In the recent Greenwich Associates’ study, 58% of traders (including corporates) found that algorithms materially reduced overall trading costs. Greenwich also found that over a quarter of FX traders believed algorithms enabled them to have more time to spend on complex orders.

“Thus, in addition to improving execution quality on an order-by-order basis, algorithms have the indirect potential to improve performance on more complex orders by allowing corporate treasurers to spend more time on them,” says Pfeiffer.

Execution quality

The Code is also leading to greater demand from corporates to measure and evaluate execution quality. One way of achieving this is through TCA tools.

“Algorithmic trading lends itself well to TCA because the entire order chain, from the first order sliced to the market, to the last order slice, is logged in databases and can be easily extracted in order to analyse the orders’ performance versus the quotes in the market,” says Pfeiffer.

He adds that historical trading data can also be reviewed against several metrics and factors. These include price benchmark, trade duration, venue traded, currency pair and trade size. “This enables corporates to measure and understand if they are achieving high-quality execution on trades and where they can improve their trading processes.”

A solution for all?

As the market becomes increasingly electronic, algorithmic trading continues to increase in popularity.

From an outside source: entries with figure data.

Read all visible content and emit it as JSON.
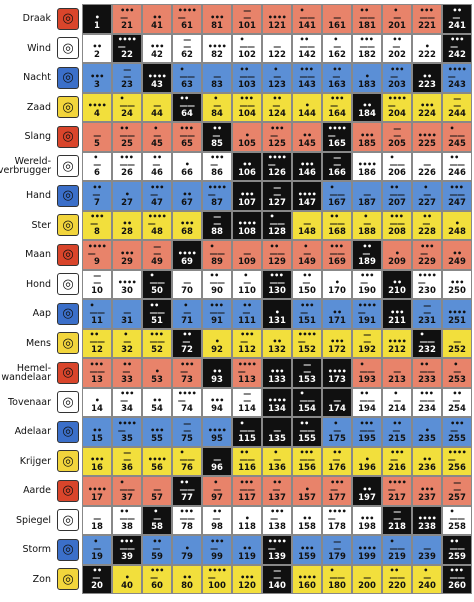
{
  "signs": [
    {
      "name": "Draak",
      "color": "#d9452b",
      "glyph": "dragon-glyph-icon"
    },
    {
      "name": "Wind",
      "color": "#ffffff",
      "glyph": "wind-glyph-icon"
    },
    {
      "name": "Nacht",
      "color": "#3b6fc9",
      "glyph": "night-glyph-icon"
    },
    {
      "name": "Zaad",
      "color": "#f2d53c",
      "glyph": "seed-glyph-icon"
    },
    {
      "name": "Slang",
      "color": "#d9452b",
      "glyph": "serpent-glyph-icon"
    },
    {
      "name": "Wereld-overbrugger",
      "color": "#ffffff",
      "glyph": "worldbridger-glyph-icon"
    },
    {
      "name": "Hand",
      "color": "#3b6fc9",
      "glyph": "hand-glyph-icon"
    },
    {
      "name": "Ster",
      "color": "#f2d53c",
      "glyph": "star-glyph-icon"
    },
    {
      "name": "Maan",
      "color": "#d9452b",
      "glyph": "moon-glyph-icon"
    },
    {
      "name": "Hond",
      "color": "#ffffff",
      "glyph": "dog-glyph-icon"
    },
    {
      "name": "Aap",
      "color": "#3b6fc9",
      "glyph": "monkey-glyph-icon"
    },
    {
      "name": "Mens",
      "color": "#f2d53c",
      "glyph": "human-glyph-icon"
    },
    {
      "name": "Hemel-wandelaar",
      "color": "#d9452b",
      "glyph": "skywalker-glyph-icon"
    },
    {
      "name": "Tovenaar",
      "color": "#ffffff",
      "glyph": "wizard-glyph-icon"
    },
    {
      "name": "Adelaar",
      "color": "#3b6fc9",
      "glyph": "eagle-glyph-icon"
    },
    {
      "name": "Krijger",
      "color": "#f2d53c",
      "glyph": "warrior-glyph-icon"
    },
    {
      "name": "Aarde",
      "color": "#d9452b",
      "glyph": "earth-glyph-icon"
    },
    {
      "name": "Spiegel",
      "color": "#ffffff",
      "glyph": "mirror-glyph-icon"
    },
    {
      "name": "Storm",
      "color": "#3b6fc9",
      "glyph": "storm-glyph-icon"
    },
    {
      "name": "Zon",
      "color": "#f2d53c",
      "glyph": "sun-glyph-icon"
    }
  ],
  "row_colors": [
    "r",
    "w",
    "b",
    "y"
  ],
  "numerals": [
    "•",
    "••",
    "•••",
    "••••",
    "—",
    "•\n—",
    "••\n—",
    "•••\n—",
    "••••\n—",
    "—\n—",
    "•\n——",
    "••\n——",
    "•••\n——"
  ],
  "dark_cells": [
    1,
    20,
    22,
    39,
    43,
    50,
    51,
    58,
    64,
    69,
    72,
    77,
    85,
    88,
    93,
    96,
    106,
    107,
    108,
    115,
    126,
    127,
    128,
    130,
    131,
    133,
    134,
    135,
    139,
    140,
    146,
    147,
    153,
    154,
    155,
    165,
    166,
    173,
    174,
    184,
    189,
    197,
    210,
    211,
    218,
    223,
    232,
    238,
    241,
    242,
    259,
    260
  ],
  "columns": 13,
  "rows": 20,
  "colors": {
    "red": "#e8836a",
    "white": "#ffffff",
    "blue": "#5b8fd6",
    "yellow": "#f2df3c",
    "black": "#101010"
  }
}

Currently, it represents only 10% of dealer-to-client FX volume, but one in four of the largest institutions use algos where it can represent 25 to 30% of their volume.

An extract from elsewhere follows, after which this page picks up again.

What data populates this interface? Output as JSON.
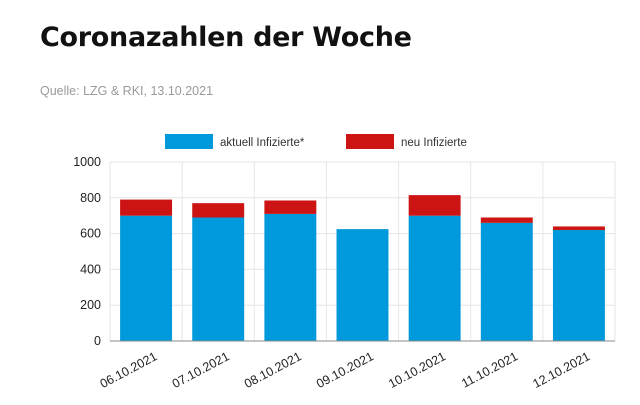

It is also noteworthy that the strongest increase in algorithmic trading comes from smaller corporates trading less than US$1bn a year, according to another Greenwich Associates study into the topic. This refutes the argument that algos are only relevant for the largest corporates.

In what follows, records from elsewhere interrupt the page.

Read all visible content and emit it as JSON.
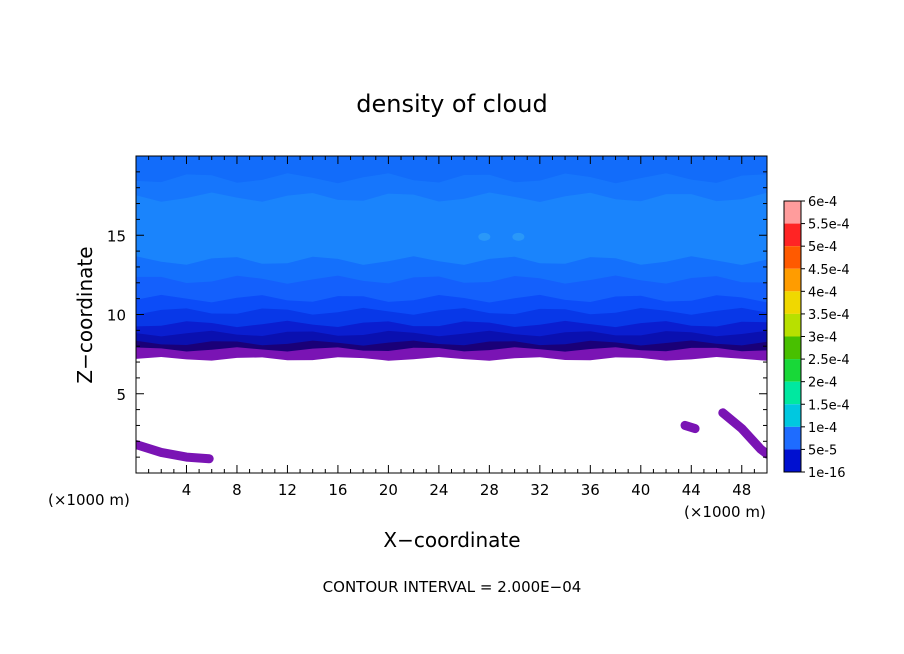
{
  "chart_data": {
    "type": "heatmap",
    "title": "density of cloud",
    "xlabel": "X−coordinate",
    "ylabel": "Z−coordinate",
    "x_unit_left": "(×1000 m)",
    "x_unit_right": "(×1000 m)",
    "footer": "CONTOUR INTERVAL = 2.000E−04",
    "xlim": [
      0,
      50
    ],
    "ylim": [
      0,
      20
    ],
    "xticks": [
      4,
      8,
      12,
      16,
      20,
      24,
      28,
      32,
      36,
      40,
      44,
      48
    ],
    "xtick_labels": [
      "4",
      "8",
      "12",
      "16",
      "20",
      "24",
      "28",
      "32",
      "36",
      "40",
      "44",
      "48"
    ],
    "yticks": [
      5,
      10,
      15
    ],
    "ytick_labels": [
      "5",
      "10",
      "15"
    ],
    "colorbar": {
      "labels": [
        "6e-4",
        "5.5e-4",
        "5e-4",
        "4.5e-4",
        "4e-4",
        "3.5e-4",
        "3e-4",
        "2.5e-4",
        "2e-4",
        "1.5e-4",
        "1e-4",
        "5e-5",
        "1e-16"
      ],
      "colors": [
        "#ff9c9c",
        "#ff2424",
        "#ff5a00",
        "#ff9c00",
        "#f0d800",
        "#b8e000",
        "#48c000",
        "#18d838",
        "#00e8a0",
        "#00c8e0",
        "#1e6cff",
        "#0010d0",
        "#7a14b4"
      ]
    },
    "bands": [
      {
        "z0": 7.2,
        "z1": 7.8,
        "value": 5e-05,
        "color": "#7a14b4"
      },
      {
        "z0": 7.8,
        "z1": 8.2,
        "value": 5e-05,
        "color": "#1a0078"
      },
      {
        "z0": 8.2,
        "z1": 8.8,
        "value": 5e-05,
        "color": "#0a10b0"
      },
      {
        "z0": 8.8,
        "z1": 9.4,
        "value": 6e-05,
        "color": "#0a1ed0"
      },
      {
        "z0": 9.4,
        "z1": 10.2,
        "value": 8e-05,
        "color": "#0838e8"
      },
      {
        "z0": 10.2,
        "z1": 11.0,
        "value": 9e-05,
        "color": "#0c4cf8"
      },
      {
        "z0": 11.0,
        "z1": 12.2,
        "value": 0.0001,
        "color": "#1460fc"
      },
      {
        "z0": 12.2,
        "z1": 13.4,
        "value": 0.00011,
        "color": "#1470fc"
      },
      {
        "z0": 13.4,
        "z1": 17.4,
        "value": 0.00013,
        "color": "#1a84fc"
      },
      {
        "z0": 17.4,
        "z1": 18.6,
        "value": 0.00012,
        "color": "#1676fc"
      },
      {
        "z0": 18.6,
        "z1": 20.0,
        "value": 0.00011,
        "color": "#126cfa"
      }
    ],
    "patches": [
      {
        "x": 27.6,
        "z": 14.9,
        "value": 0.00015,
        "color": "#2a98f8"
      },
      {
        "x": 30.3,
        "z": 14.9,
        "value": 0.00015,
        "color": "#2a98f8"
      }
    ],
    "low_cloud_streaks": [
      {
        "color": "#7a14b4",
        "points": [
          [
            0,
            1.8
          ],
          [
            2,
            1.3
          ],
          [
            4,
            1.0
          ],
          [
            5.8,
            0.9
          ]
        ]
      },
      {
        "color": "#7a14b4",
        "points": [
          [
            43.5,
            3.0
          ],
          [
            44.3,
            2.8
          ]
        ]
      },
      {
        "color": "#7a14b4",
        "points": [
          [
            46.5,
            3.8
          ],
          [
            48,
            2.8
          ],
          [
            49.5,
            1.5
          ],
          [
            50,
            1.2
          ]
        ]
      }
    ]
  }
}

“The evolution of FX trading that has led to the use of execution algorithms will continue to gain momentum,” concludes Pfeiffer. “The execution quality and the degree of transparency available to traders through algorithmic trading are in line with the spirit and letter of the FX Global Code and provide a useful framework for corporate treasurers to demonstrate best practices.”

Algorithmic execution – the core benefits for corporates

  • Breaking up a large order into multiple smaller pieces can lead to paying less than for one large trade (or principal trade) where there is a premium paid for immediate execution and risk transfer.

  • Algorithms that access multiple liquidity pools effectively narrow the spreads being traded on.

  • Systems aid transparency by offering time stamps on orders and an easily accessible audit trail, making it easy to measure execution quality against a corporate treasurer’s benchmark.

  • Algo trading can handle more orders reliably, freeing up treasurers’ time to focus on areas where human intelligence and judgement add the most value.

  • Algo trading reduces information leakage as the wider market is not aware of the full size of the order. An algorithm only sends small slices of a trade to the market. This is especially important for larger orders which could impact the price of the currency if the market knew about the full order size. This is especially important for corporates who have more predictable trading patterns than asset managers and hedge funds.